Ça paraît bizarre de commencer mon interview par cet épisode-là, mais j'acquiesce consciencieusement. «Ouais, j'ai été malade.» Comment mentionner Westboro si nous parlons de mon appendicite ? «Le stress de tout ce qui s'était passé ... » Je m'interromps et je regarde autour de moi tandis que Melissa m'observe d'un air encourageant et inquiet comme si je risquais d'être hors sujet. «Ça a vraiment fait réagir mon corps. Quand la police de Westboro ...
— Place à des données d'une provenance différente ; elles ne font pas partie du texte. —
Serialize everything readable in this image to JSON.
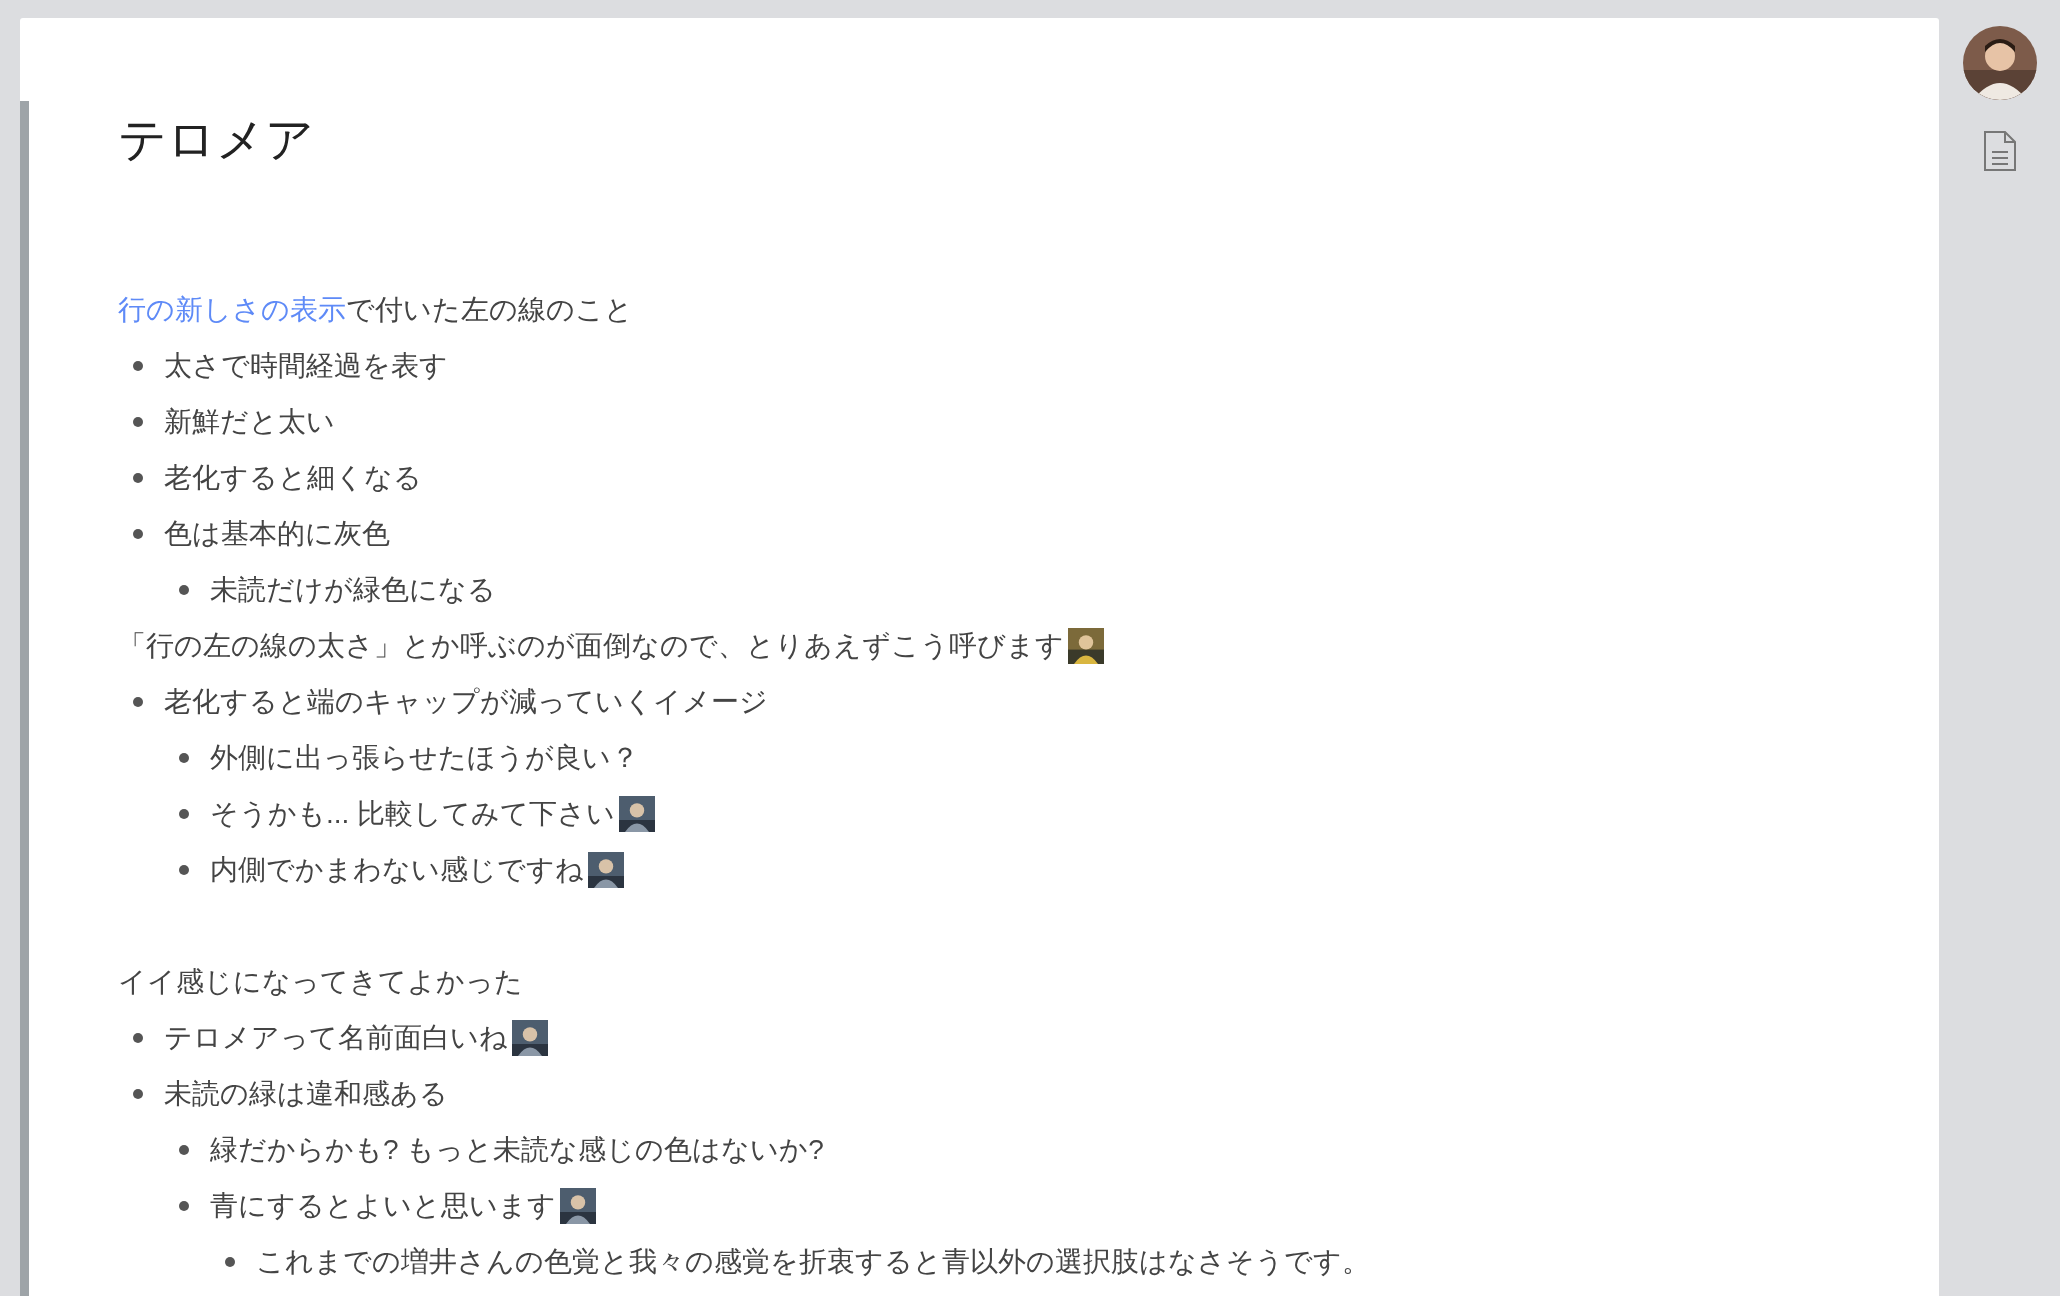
{
  "page": {
    "title": "テロメア"
  },
  "sections": [
    {
      "paragraphs": [
        {
          "link": "行の新しさの表示",
          "text": "で付いた左の線のこと",
          "bullets": [
            {
              "text": "太さで時間経過を表す"
            },
            {
              "text": "新鮮だと太い"
            },
            {
              "text": "老化すると細くなる"
            },
            {
              "text": "色は基本的に灰色",
              "children": [
                {
                  "text": "未読だけが緑色になる"
                }
              ]
            }
          ]
        },
        {
          "text": "「行の左の線の太さ」とか呼ぶのが面倒なので、とりあえずこう呼びます",
          "picture": true,
          "bullets": [
            {
              "text": "老化すると端のキャップが減っていくイメージ",
              "children": [
                {
                  "text": "外側に出っ張らせたほうが良い？"
                },
                {
                  "text": "そうかも... 比較してみて下さい",
                  "picture": true
                },
                {
                  "text": "内側でかまわない感じですね",
                  "picture": true
                }
              ]
            }
          ]
        }
      ]
    },
    {
      "paragraphs": [
        {
          "text": "イイ感じになってきてよかった",
          "bullets": [
            {
              "text": "テロメアって名前面白いね",
              "picture": true
            },
            {
              "text": "未読の緑は違和感ある",
              "children": [
                {
                  "text": "緑だからかも? もっと未読な感じの色はないか?"
                },
                {
                  "text": "青にするとよいと思います",
                  "picture": true,
                  "children": [
                    {
                      "text": "これまでの増井さんの色覚と我々の感覚を折衷すると青以外の選択肢はなさそうです。"
                    }
                  ]
                }
              ]
            }
          ]
        }
      ]
    }
  ]
}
- Vous êtes allé à l'hôpital, c'est exact? demande Melissa en vérifiant ses notes.
- Ouais.
- Alors voyons. Réflêchissons.» Elle se tourne vers la caméra tout eh continuant à me parler, ce qui est un curieux décrochage. «Si vous n'aviez pas été arrêté, vous n'auriez peut-être pas eu accès aux soins qui vous ont remis sur pieds, n'est-ce pas? »
Je n'avais jamais vu les choses de cette façon, c'est sûr.
Dans cette optique, l'inspecteur Dave et son ami procureur qui a fait disparaître toute preuve qui aurait pu m'innocenter m'ont rendu un fier service. « Je crois que j'ai oublié de les remercier.» J'ai parlé avec une fausse gaieté destinée à rivaliser avec celle de Melissa, mais elle la perçoit, et son public à travers elle, comme authentique. J'oublie je suis dans un univers qui rend crédible ce qui est douloureusement faux. j'imagine Brock en train de se frapper le front en regardant cette interview. «La police de Westboro ... »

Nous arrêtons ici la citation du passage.